Although the ET did not uphold the claim of harassment, it did describe aspects of the trust’s approach as ‘heavy-handed and harsh’.
Implications for schools and other employers
This case is a clear warning that sickness absence policies must not be applied rigidly where disability is involved. Even where staffing pressures are real and prolonged and absence is challenging, employers must demonstrate:
- Consideration of the individual employee’s medical circumstances.
- Active exploration of reasonable adjustments.
- Making decisions based on evidence and up-to-date medical advice.
- Proper balancing of operational needs against the impact on the disabled employee.
Failure to do so risks findings of both unfair dismissal and disability discrimination.
Key lessons
Key lessons from this case are that employers should:
- Ensure disability-related absence is carefully distinguished from general absence when applying triggers.

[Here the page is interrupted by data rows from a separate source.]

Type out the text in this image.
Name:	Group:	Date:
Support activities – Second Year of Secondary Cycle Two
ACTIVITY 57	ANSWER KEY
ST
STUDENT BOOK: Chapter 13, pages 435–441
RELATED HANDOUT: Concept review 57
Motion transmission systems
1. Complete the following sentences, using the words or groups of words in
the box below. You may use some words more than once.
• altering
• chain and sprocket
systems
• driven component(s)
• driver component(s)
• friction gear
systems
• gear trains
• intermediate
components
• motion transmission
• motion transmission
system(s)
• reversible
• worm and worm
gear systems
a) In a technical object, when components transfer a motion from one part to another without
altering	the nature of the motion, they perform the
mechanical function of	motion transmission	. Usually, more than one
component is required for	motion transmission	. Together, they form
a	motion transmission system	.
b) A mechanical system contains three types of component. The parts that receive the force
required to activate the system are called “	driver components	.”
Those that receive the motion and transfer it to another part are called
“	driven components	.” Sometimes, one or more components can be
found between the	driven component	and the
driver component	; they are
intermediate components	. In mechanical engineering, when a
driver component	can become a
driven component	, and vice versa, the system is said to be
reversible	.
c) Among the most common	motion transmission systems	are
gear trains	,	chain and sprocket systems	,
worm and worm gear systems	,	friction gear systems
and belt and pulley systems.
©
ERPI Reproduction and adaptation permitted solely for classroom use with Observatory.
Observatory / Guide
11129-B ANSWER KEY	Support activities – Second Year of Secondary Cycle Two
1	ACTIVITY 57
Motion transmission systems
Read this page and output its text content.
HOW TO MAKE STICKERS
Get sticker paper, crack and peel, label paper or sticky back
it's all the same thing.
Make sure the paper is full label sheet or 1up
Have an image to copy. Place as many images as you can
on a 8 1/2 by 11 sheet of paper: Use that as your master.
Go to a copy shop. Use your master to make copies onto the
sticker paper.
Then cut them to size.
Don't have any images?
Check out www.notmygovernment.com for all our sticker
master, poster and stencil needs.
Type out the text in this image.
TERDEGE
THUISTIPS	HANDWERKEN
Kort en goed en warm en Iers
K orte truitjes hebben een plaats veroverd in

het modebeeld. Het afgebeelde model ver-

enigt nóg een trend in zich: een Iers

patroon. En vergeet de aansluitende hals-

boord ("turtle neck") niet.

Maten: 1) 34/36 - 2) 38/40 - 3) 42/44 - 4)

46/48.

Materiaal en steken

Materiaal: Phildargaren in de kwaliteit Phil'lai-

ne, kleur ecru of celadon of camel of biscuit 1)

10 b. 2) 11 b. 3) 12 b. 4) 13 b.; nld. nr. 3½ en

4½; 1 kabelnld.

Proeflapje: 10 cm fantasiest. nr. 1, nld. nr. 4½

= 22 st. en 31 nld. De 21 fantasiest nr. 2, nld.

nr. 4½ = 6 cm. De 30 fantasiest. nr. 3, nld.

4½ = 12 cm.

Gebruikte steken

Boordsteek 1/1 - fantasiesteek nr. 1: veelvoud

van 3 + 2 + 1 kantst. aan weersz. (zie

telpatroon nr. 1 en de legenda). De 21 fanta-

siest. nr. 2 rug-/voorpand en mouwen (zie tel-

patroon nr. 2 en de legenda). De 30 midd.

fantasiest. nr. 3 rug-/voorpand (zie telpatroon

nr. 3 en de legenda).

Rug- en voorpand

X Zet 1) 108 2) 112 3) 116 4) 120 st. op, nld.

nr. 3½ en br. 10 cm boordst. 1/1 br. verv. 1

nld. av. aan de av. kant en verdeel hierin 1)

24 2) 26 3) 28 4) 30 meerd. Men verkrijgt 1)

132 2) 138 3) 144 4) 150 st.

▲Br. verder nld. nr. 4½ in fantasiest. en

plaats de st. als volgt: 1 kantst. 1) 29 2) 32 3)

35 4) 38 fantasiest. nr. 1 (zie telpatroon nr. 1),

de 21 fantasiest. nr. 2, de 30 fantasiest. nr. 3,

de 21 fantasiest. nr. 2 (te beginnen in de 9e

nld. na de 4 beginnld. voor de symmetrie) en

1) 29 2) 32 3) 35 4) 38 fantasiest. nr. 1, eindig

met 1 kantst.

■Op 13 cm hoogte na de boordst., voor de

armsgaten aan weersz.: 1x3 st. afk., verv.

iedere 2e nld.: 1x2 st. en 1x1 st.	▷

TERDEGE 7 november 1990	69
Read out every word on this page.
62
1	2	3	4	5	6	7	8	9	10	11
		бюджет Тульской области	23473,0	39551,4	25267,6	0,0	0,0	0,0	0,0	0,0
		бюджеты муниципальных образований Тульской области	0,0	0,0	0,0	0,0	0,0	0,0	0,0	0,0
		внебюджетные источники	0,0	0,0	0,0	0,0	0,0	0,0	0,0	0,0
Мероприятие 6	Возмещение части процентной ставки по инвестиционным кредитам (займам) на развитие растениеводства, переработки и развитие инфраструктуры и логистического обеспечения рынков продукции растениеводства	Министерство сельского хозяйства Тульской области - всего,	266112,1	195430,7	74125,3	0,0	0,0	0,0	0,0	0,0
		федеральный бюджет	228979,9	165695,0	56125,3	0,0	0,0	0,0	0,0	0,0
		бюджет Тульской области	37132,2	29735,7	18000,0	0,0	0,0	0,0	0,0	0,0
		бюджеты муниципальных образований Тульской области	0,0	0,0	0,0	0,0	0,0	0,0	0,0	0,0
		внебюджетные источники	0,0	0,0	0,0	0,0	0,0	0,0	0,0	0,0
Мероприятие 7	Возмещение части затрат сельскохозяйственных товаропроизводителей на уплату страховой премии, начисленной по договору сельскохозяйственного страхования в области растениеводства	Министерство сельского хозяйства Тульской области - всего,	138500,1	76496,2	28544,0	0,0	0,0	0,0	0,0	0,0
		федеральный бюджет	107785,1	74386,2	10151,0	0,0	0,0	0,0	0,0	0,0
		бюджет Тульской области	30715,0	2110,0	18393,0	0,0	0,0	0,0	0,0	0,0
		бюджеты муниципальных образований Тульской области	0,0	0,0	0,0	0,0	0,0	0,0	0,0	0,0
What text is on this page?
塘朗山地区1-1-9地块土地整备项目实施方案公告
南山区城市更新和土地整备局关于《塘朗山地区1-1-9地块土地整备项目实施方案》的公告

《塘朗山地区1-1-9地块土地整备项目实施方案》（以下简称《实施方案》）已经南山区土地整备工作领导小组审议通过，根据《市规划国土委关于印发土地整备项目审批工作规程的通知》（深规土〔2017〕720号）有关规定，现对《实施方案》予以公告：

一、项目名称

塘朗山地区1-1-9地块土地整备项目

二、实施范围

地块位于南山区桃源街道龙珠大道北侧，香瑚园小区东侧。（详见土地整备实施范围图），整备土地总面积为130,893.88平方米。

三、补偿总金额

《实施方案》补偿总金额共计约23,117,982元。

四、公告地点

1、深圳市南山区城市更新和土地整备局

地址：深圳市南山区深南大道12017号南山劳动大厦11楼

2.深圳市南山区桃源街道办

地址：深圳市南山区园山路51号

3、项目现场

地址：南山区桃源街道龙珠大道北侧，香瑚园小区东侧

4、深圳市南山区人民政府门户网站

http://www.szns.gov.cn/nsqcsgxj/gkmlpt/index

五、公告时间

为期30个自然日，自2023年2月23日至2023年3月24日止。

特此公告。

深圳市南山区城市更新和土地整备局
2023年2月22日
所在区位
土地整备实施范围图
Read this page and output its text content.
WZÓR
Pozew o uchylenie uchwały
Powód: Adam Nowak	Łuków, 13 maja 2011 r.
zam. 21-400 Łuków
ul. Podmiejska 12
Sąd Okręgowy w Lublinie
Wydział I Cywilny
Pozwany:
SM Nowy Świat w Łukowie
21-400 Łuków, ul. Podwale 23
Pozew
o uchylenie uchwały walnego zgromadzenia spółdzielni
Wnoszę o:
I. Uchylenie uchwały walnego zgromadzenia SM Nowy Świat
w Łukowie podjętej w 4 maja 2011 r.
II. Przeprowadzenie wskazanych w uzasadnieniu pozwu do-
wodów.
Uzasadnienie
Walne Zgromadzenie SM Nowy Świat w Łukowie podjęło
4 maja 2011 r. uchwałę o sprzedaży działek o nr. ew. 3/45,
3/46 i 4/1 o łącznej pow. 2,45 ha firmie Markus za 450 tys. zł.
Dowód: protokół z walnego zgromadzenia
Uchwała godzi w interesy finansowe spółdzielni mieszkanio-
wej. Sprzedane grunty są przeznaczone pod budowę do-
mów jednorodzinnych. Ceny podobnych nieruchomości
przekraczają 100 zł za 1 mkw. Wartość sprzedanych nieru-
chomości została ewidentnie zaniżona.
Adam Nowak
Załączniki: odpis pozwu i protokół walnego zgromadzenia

- Seek and rely on current OH advice before progressing to dismissal.
- Consider whether additional time for recovery is reasonable, particularly where a return is foreseeable.
- Document relevant information, including consideration of alternative roles, phased returns and adjusted duties.
- Maintain proactive, supportive welfare contact during long-term absence.
- Avoid rigid reliance on policy where flexibility may be legally required.
In summary, capability dismissals involving disabled staff require greater scrutiny, thoughtful adjustment and demonstrable proportionality. Policies provide structure, but fairness and compliance require judgment.